特定の属性を持つ集団や個人に対し、その属性を理由に差別を助長したり、排除・殺傷を煽ったりする言動。インターネット上では匿名性を利用した過激な投稿が問題となっている。日本では「本邦外出身者に対する不当な差別的言動の解消に向けた取組の推進に関する法律(ヘイトスピーチ解消法)」が施行されている。
くわしく
人権の根幹を否定する、差別的な憎悪表現である。
1.定義の範囲:単なる悪口ではなく、自分では変えられない属性(人種、国籍、性自認など)を攻撃の対象とすることが特徴である。これにより、対象となる集団の尊厳を著しく傷つけ、社会的な孤立や暴力を誘発する。

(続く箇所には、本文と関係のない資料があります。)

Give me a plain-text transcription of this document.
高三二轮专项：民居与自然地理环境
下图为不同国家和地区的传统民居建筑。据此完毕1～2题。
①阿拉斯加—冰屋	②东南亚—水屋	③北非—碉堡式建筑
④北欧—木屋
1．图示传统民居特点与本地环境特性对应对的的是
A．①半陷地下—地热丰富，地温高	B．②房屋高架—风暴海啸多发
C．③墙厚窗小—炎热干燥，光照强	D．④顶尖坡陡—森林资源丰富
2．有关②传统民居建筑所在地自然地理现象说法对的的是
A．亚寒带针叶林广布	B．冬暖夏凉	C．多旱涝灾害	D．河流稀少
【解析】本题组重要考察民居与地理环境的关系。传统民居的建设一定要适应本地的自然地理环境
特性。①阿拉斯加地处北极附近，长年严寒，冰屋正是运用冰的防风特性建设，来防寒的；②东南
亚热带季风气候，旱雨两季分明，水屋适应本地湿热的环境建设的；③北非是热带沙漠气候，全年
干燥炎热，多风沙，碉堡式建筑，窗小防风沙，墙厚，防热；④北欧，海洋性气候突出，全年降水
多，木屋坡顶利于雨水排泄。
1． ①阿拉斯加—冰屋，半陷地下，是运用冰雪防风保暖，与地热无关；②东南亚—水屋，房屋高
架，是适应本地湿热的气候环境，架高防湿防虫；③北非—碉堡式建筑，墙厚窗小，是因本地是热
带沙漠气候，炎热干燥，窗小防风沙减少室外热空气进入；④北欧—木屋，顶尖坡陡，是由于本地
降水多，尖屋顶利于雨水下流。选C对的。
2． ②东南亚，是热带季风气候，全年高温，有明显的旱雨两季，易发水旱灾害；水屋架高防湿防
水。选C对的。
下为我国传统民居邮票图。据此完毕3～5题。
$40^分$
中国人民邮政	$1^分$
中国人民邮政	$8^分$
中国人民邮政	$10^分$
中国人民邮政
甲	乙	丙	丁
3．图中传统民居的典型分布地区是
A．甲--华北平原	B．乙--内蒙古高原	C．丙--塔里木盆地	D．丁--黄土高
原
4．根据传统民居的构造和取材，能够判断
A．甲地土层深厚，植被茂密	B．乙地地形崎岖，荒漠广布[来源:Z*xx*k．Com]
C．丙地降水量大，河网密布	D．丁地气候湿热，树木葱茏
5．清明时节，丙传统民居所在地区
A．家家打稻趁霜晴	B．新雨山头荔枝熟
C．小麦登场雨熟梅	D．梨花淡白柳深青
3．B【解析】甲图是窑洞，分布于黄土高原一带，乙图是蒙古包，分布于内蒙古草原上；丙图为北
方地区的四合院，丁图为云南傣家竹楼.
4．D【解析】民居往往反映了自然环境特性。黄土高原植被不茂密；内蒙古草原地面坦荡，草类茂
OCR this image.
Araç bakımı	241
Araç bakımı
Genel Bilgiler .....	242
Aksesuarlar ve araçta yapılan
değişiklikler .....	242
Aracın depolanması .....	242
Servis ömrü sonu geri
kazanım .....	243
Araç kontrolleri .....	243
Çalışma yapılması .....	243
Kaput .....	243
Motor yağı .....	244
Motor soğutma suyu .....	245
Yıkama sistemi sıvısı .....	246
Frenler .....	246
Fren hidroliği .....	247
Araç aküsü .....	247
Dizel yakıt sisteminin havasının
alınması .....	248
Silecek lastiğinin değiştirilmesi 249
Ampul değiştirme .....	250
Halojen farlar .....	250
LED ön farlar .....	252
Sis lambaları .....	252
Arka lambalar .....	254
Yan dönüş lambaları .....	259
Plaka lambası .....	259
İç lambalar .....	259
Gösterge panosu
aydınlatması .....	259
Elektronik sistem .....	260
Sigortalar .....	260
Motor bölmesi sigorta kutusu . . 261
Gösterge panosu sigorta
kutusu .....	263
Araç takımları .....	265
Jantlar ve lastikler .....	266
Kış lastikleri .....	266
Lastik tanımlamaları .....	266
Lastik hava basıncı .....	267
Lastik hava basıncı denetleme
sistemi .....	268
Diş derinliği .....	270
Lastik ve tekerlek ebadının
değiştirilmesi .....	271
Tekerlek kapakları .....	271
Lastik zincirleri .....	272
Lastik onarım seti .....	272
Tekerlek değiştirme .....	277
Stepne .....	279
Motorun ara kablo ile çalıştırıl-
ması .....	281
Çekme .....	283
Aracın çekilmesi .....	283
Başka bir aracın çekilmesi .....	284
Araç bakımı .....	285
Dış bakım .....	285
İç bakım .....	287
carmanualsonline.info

2.プラットフォームの責任:SNS各社は利用規約でヘイトスピーチを禁止し、AIや目視による監視と投稿削除を行っている。放置すると広告主が離れる(ブランド毀損)などの経営的ダメージにも繋がる。
3.法律と規制:表現の自由との兼ね合いが難しいが、多くの民主主義国家で公共の利益に反するとして規制の対象となっている。日本でも、自治体によっては罰則付きの条例(川崎市など)を設けている例がある。
なぜ重要か:多様性を尊重する社会(ダイバーシティ&インクルージョン)の実現において、最も排除されるべき有害な情報だからである。
例文
SNS上で特定の国籍の人々を根拠なく中傷し、国外への排斥を煽る投稿は、典型的なヘイトスピーチと見なされる。